Alhaji Suallah Abdallah Quandah, the Bono Regional Executive Secretary, National Peace Council (NPC), has appealed to the Ghana Education Service (GES) to help instill the concept of peace and its dividends into the minds of school children.

“It is very important that young people and school children appreciate and understand the concept of peace so that they will grow with it into adulthood,” he stated.

Speaking in an interview with the Ghana News Agency (GNA) on the sidelines of a peace seminar held at the Sunyani Senior High School (SHS), Alhaji Quandah said school children must learn the values of tolerance, peaceful co-existence and respect for diversity from the scratch.

The Regional Secretariat of the NPC organized the seminar on non-violence responses to conflict, as part of the Council’s efforts to sensitize young people on the need for them to appreciate conflict as a natural phenomenon.

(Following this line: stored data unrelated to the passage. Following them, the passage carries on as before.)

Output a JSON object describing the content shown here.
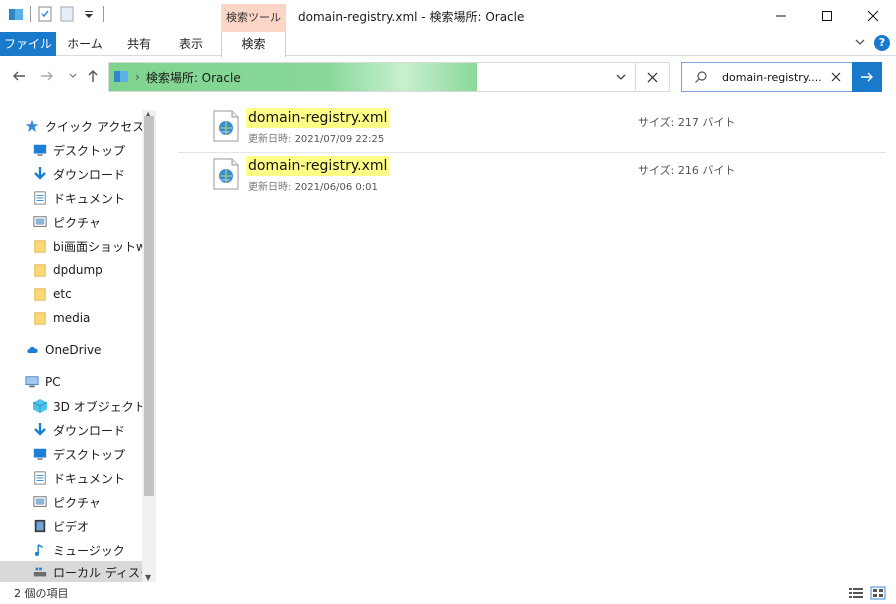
{
  "window": {
    "title": "domain-registry.xml - 検索場所: Oracle",
    "context_tab_group": "検索ツール"
  },
  "ribbon": {
    "tabs": [
      {
        "label": "ファイル",
        "active": true
      },
      {
        "label": "ホーム"
      },
      {
        "label": "共有"
      },
      {
        "label": "表示"
      },
      {
        "label": "検索"
      }
    ]
  },
  "address": {
    "separator": "›",
    "path": "検索場所: Oracle",
    "progress": 0.7
  },
  "search": {
    "value": "domain-registry...."
  },
  "nav": {
    "items": [
      {
        "label": "クイック アクセス",
        "icon": "star-icon"
      },
      {
        "label": "デスクトップ",
        "icon": "desktop-icon",
        "pinned": true
      },
      {
        "label": "ダウンロード",
        "icon": "download-icon",
        "pinned": true
      },
      {
        "label": "ドキュメント",
        "icon": "document-icon",
        "pinned": true
      },
      {
        "label": "ピクチャ",
        "icon": "pictures-icon",
        "pinned": true
      },
      {
        "label": "bi画面ショットwin",
        "icon": "folder-icon"
      },
      {
        "label": "dpdump",
        "icon": "folder-icon"
      },
      {
        "label": "etc",
        "icon": "folder-icon"
      },
      {
        "label": "media",
        "icon": "folder-icon"
      },
      {
        "label": "OneDrive",
        "icon": "cloud-icon"
      },
      {
        "label": "PC",
        "icon": "pc-icon"
      },
      {
        "label": "3D オブジェクト",
        "icon": "cube-icon"
      },
      {
        "label": "ダウンロード",
        "icon": "download-icon"
      },
      {
        "label": "デスクトップ",
        "icon": "desktop-icon"
      },
      {
        "label": "ドキュメント",
        "icon": "document-icon"
      },
      {
        "label": "ピクチャ",
        "icon": "pictures-icon"
      },
      {
        "label": "ビデオ",
        "icon": "video-icon"
      },
      {
        "label": "ミュージック",
        "icon": "music-icon"
      },
      {
        "label": "ローカル ディスク (C",
        "icon": "disk-icon",
        "selected": true
      }
    ]
  },
  "results": [
    {
      "name": "domain-registry.xml",
      "date_label": "更新日時:",
      "date": "2021/07/09 22:25",
      "size_label": "サイズ:",
      "size": "217 バイト"
    },
    {
      "name": "domain-registry.xml",
      "date_label": "更新日時:",
      "date": "2021/06/06 0:01",
      "size_label": "サイズ:",
      "size": "216 バイト"
    }
  ],
  "status": {
    "count": "2 個の項目"
  },
  "colors": {
    "accent": "#1979ca",
    "context_tab": "#fbd6c6",
    "progress": "#7ed48e",
    "highlight": "#ffff88"
  }
}
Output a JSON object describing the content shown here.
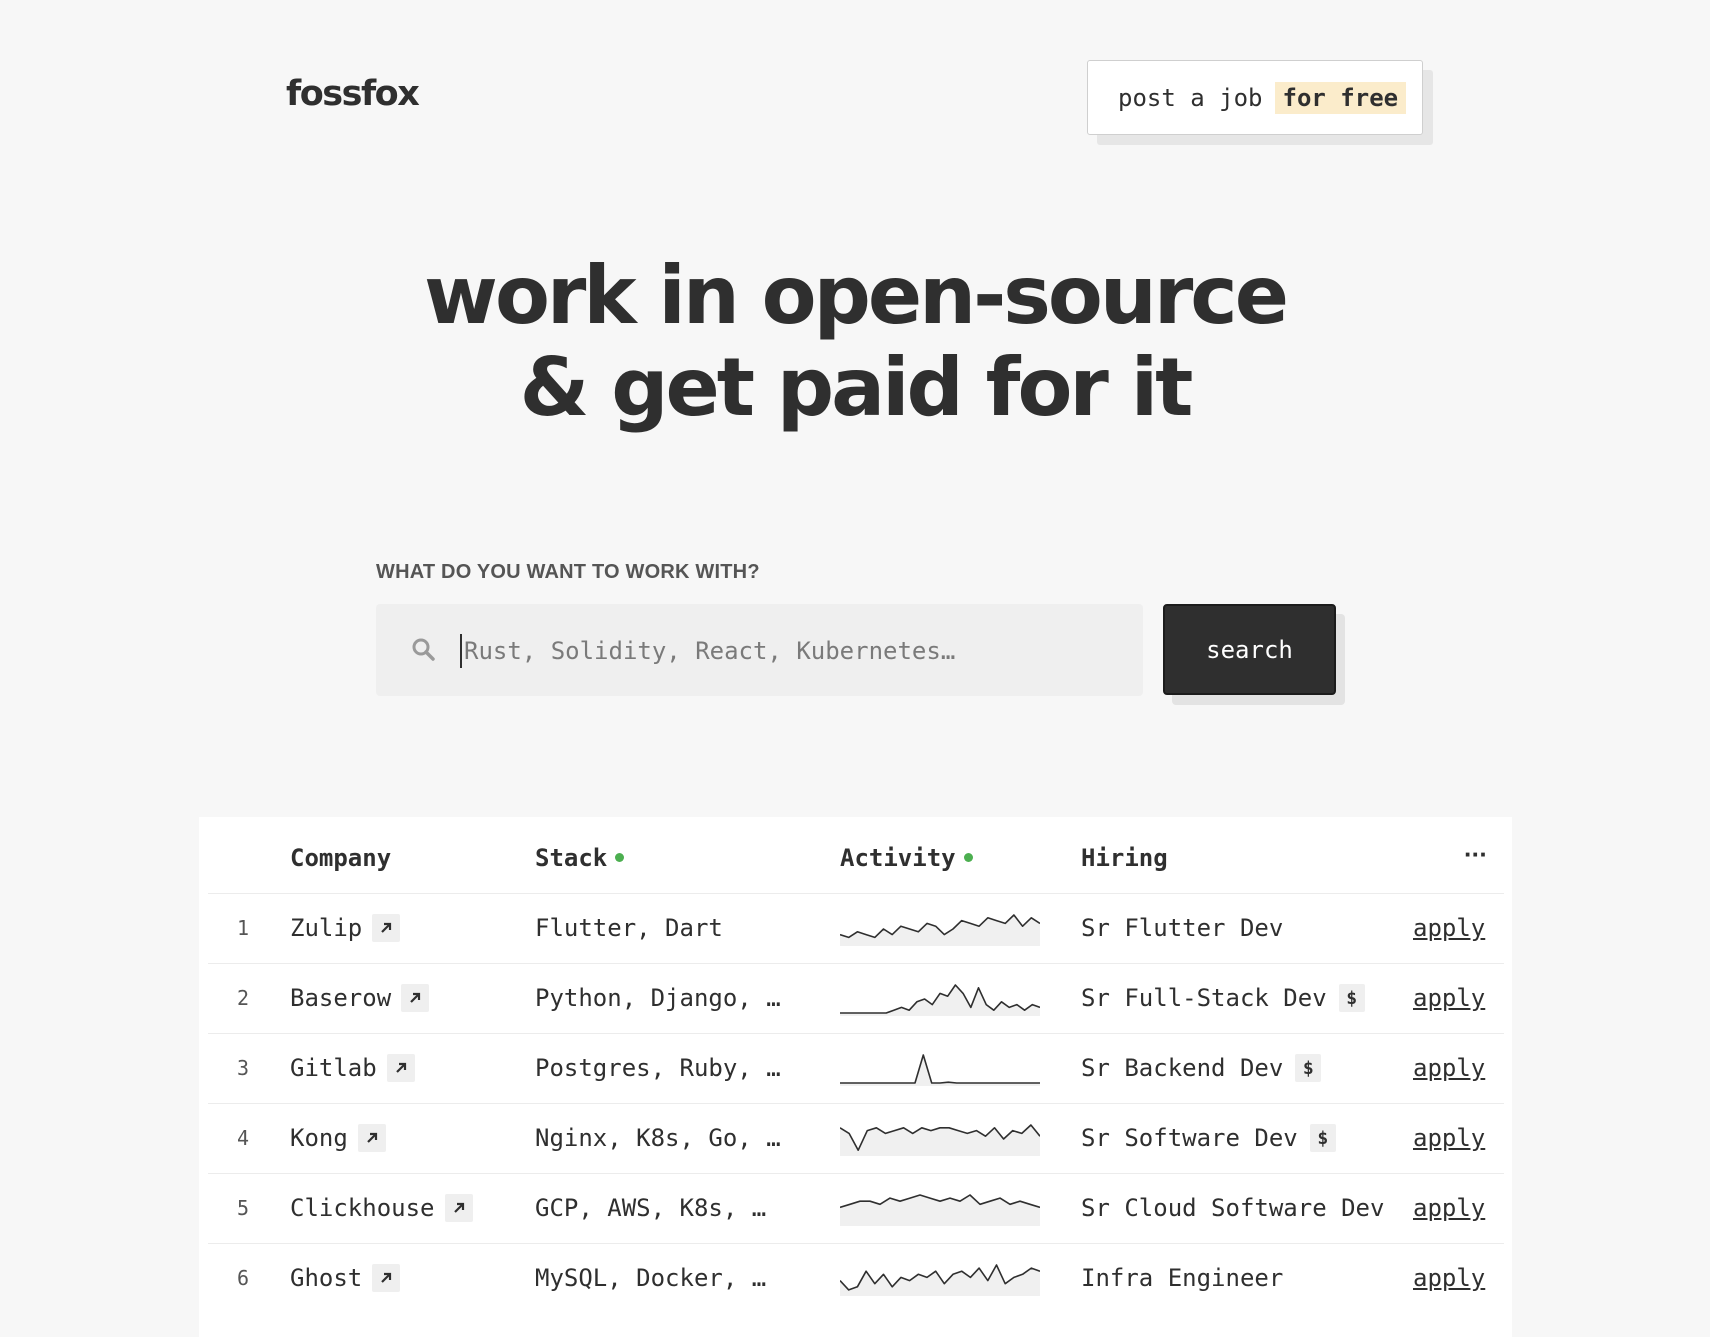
{
  "header": {
    "logo": "fossfox",
    "post_job": {
      "prefix": "post a job",
      "highlight": "for free",
      "highlight_color": "#fbeccb"
    }
  },
  "hero": {
    "line1": "work in open-source",
    "line2": "& get paid for it"
  },
  "search": {
    "label": "WHAT DO YOU WANT TO WORK WITH?",
    "placeholder": "Rust, Solidity, React, Kubernetes…",
    "value": "",
    "button_label": "search"
  },
  "table": {
    "columns": {
      "company": "Company",
      "stack": "Stack",
      "activity": "Activity",
      "hiring": "Hiring",
      "more": "···"
    },
    "accent_dot_color": "#4caf50",
    "rows": [
      {
        "num": "1",
        "company": "Zulip",
        "stack": "Flutter, Dart",
        "hiring": "Sr Flutter Dev",
        "salary": false,
        "apply": "apply",
        "activity": [
          3,
          2,
          4,
          3,
          2,
          5,
          3,
          6,
          5,
          4,
          7,
          6,
          3,
          5,
          8,
          7,
          6,
          9,
          8,
          7,
          10,
          6,
          9,
          7
        ]
      },
      {
        "num": "2",
        "company": "Baserow",
        "stack": "Python, Django, …",
        "hiring": "Sr Full-Stack Dev",
        "salary": true,
        "salary_label": "$",
        "apply": "apply",
        "activity": [
          0,
          0,
          0,
          0,
          0,
          0,
          0,
          1,
          2,
          1,
          4,
          5,
          3,
          7,
          6,
          10,
          7,
          2,
          9,
          3,
          1,
          4,
          2,
          3,
          1,
          3,
          2
        ]
      },
      {
        "num": "3",
        "company": "Gitlab",
        "stack": "Postgres, Ruby, …",
        "hiring": "Sr Backend Dev",
        "salary": true,
        "salary_label": "$",
        "apply": "apply",
        "activity": [
          0,
          0,
          0,
          0,
          0,
          0,
          0,
          0,
          0,
          0,
          10,
          0,
          0,
          0.3,
          0,
          0,
          0,
          0,
          0,
          0,
          0,
          0,
          0,
          0,
          0
        ]
      },
      {
        "num": "4",
        "company": "Kong",
        "stack": "Nginx, K8s, Go, …",
        "hiring": "Sr Software Dev",
        "salary": true,
        "salary_label": "$",
        "apply": "apply",
        "activity": [
          9,
          7,
          1,
          8,
          9,
          7,
          8,
          9,
          7,
          9,
          8,
          9,
          9,
          8,
          7,
          8,
          6,
          9,
          5,
          8,
          7,
          10,
          6
        ]
      },
      {
        "num": "5",
        "company": "Clickhouse",
        "stack": "GCP, AWS, K8s, …",
        "hiring": "Sr Cloud Software Dev",
        "salary": false,
        "apply": "apply",
        "activity": [
          5,
          6,
          7,
          7,
          6,
          8,
          7,
          8,
          9,
          8,
          7,
          8,
          7,
          9,
          6,
          7,
          8,
          6,
          7,
          6,
          5
        ]
      },
      {
        "num": "6",
        "company": "Ghost",
        "stack": "MySQL, Docker, …",
        "hiring": "Infra Engineer",
        "salary": false,
        "apply": "apply",
        "activity": [
          4,
          1,
          2,
          7,
          3,
          6,
          2,
          5,
          4,
          6,
          5,
          7,
          3,
          6,
          7,
          5,
          8,
          4,
          9,
          3,
          5,
          6,
          8,
          7
        ]
      }
    ]
  }
}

As people from different ethnic, religious and socio-cultural backgrounds, Alhaji Quandah said the GES ought to ensure that school children were mindful of their diversity in addition to appreciating and respecting themselves.

“The fact that students are from different backgrounds alone is a source of disagreement and misunderstanding, and the best way we can help them to deal with this is inculcating in them the concept of peace, tolerance and forbearance”.

“One of the issues of conflicts in our communities is our appreciation and management of diversities, therefore if young ones are sensitized, it becomes part of them and conflicts will not necessarily degenerate into violence,” he added.

Ahaji Quandah said building the capacity of school children, as peace actors remained essential to strengthening democratic governance, saying “students like youth will be part of future local development and assume important roles in the resolution of conflicts”.

He indicated the lives and experiences of young people were more complex than generally portrayed, saying “the youth can play many roles within the fragile and conflict settings when they are well-empowered in conflict prevention and peace-building”.